The following is an interview question.
Consider a $10$-digit number where first digit is the number of zeros, second digit is the number of ones, etc. What is the number?
I know that the question is related to self-descriptive number and the answer is $$6210001000.$$ However, I do not know how to deduce the answer.
From the question, we know that the sum of all digits is $10$ as there are $10$ digits. But other than this equation, what can we obtain?
Let the number to be $k_0k_1k_2\dots k_9$ so that there're $k_0$ zeros in the number, etc.
First we know that $k_6+k_7+k_8+k_9\le 1$ since there're total only 10 digits. So we know $k_0 \ge 3$.
If $k_6+k_7+k_8+k_9=0$, we must have $k_0=4$ or $k_0=5$
So there's at most one 0 among $k_0,k_1,k_2,k_3,k_4,k_5$ since 4 zeros have been used by $k_6,k_7,k_8,k_9$. since $0*any+1*1+2*1+3*1+4*1=10$ and there're total only 10 digits, the only possible case is $k_5=0,k_4=k_3=k_2=k_1=1, k_0=any$, so $k_0=6$ but it doesn't match the assumption that $k_0=4$ or $k_0=5$
If $k_6+k_7+k_8+k_9=1$, since $k_2\le 5, k_3\le 3, k_4\le 2,k_5\le 2$, we must have $k_1\ge 6$ or $k_0\ge 6$.
If $k_1\ge 6$, since we also have $k_0\ge 3$, so $k_2+k_3+k_4+k_5\le 1$, it means that there're at least 3 zeros among $k_2,k_3,k_4,k_5$ so that $k_0 \ge 6$. It is invalid again since $k_1+k_0\gt 10$ now.
So we must have $k_0\ge 6$ and $k_6+k_7+k_8+k_9=1$ and $k_1+k_2+k_3+k_4+k_5\le 3$ and $k_1\ge 1$.
Since there're exact 3 zeros among $k_6,k_7,k_8,k_9$, there must be at least 3 zeros among $k_1,k_2,k_3,k_4,k_5$ so that at most two of them are non-zero and $k_1$ is non-zero.
If all four of $k_2,k_3,k_4,k_5$ are zeros, we have $k_0=7,k_7=1$. If $k_1=1$, there'll be two 1s ($k_1=k_7=1$); but if $k_1\gt 1$, only $k_7=1$. Both are invalid.

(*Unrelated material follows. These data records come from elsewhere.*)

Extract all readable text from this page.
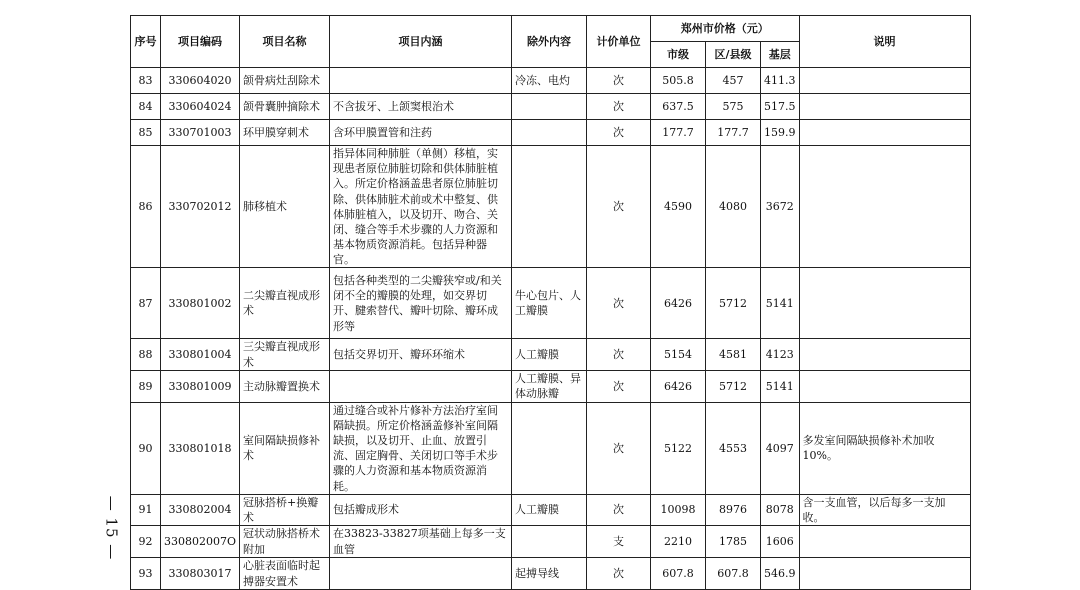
— 15 —
序号	项目编码	项目名称	项目内涵	除外内容	计价单位	郑州市价格（元）			说明
						市级	区/县级	基层	
83	330604020	颌骨病灶刮除术		冷冻、电灼	次	505.8	457	411.3	
84	330604024	颌骨囊肿摘除术	不含拔牙、上颌窦根治术		次	637.5	575	517.5	
85	330701003	环甲膜穿刺术	含环甲膜置管和注药		次	177.7	177.7	159.9	
86	330702012	肺移植术	指异体同种肺脏（单侧）移植，实现患者原位肺脏切除和供体肺脏植入。所定价格涵盖患者原位肺脏切除、供体肺脏术前或术中整复、供体肺脏植入，以及切开、吻合、关闭、缝合等手术步骤的人力资源和基本物质资源消耗。包括异种器官。		次	4590	4080	3672	
87	330801002	二尖瓣直视成形术	包括各种类型的二尖瓣狭窄或/和关闭不全的瓣膜的处理，如交界切开、腱索替代、瓣叶切除、瓣环成形等	牛心包片、人工瓣膜	次	6426	5712	5141	
88	330801004	三尖瓣直视成形术	包括交界切开、瓣环环缩术	人工瓣膜	次	5154	4581	4123	
89	330801009	主动脉瓣置换术		人工瓣膜、异体动脉瓣	次	6426	5712	5141	
90	330801018	室间隔缺损修补术	通过缝合或补片修补方法治疗室间隔缺损。所定价格涵盖修补室间隔缺损，以及切开、止血、放置引流、固定胸骨、关闭切口等手术步骤的人力资源和基本物质资源消耗。		次	5122	4553	4097	多发室间隔缺损修补术加收10%。
91	330802004	冠脉搭桥+换瓣术	包括瓣成形术	人工瓣膜	次	10098	8976	8078	含一支血管，以后每多一支加收。
92	330802007O	冠状动脉搭桥术附加	在33823-33827项基础上每多一支血管		支	2210	1785	1606	
93	330803017	心脏表面临时起搏器安置术		起搏导线	次	607.8	607.8	546.9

So there must be three of $k_2,k_3,k_4,k_5$ are zeros so that $k_0=6, k_6=1, k_7=k_8=k_9=0$. $k_4=k_5=0$ now too since only 3 non-zero digit left. Now we have $k_1+k_2+k_3=10-6-1=3$ and $k_1\ge 1, k_2+k_3\ge 1$
If $k_1=1$, we have $k_0=6,k_1=1,k_6=1$, it is invalid So $k_1=2$, we have $k_0=6, k_1=2, k_2=1, k_6=1$ and all others are zero and it is the only valid solution.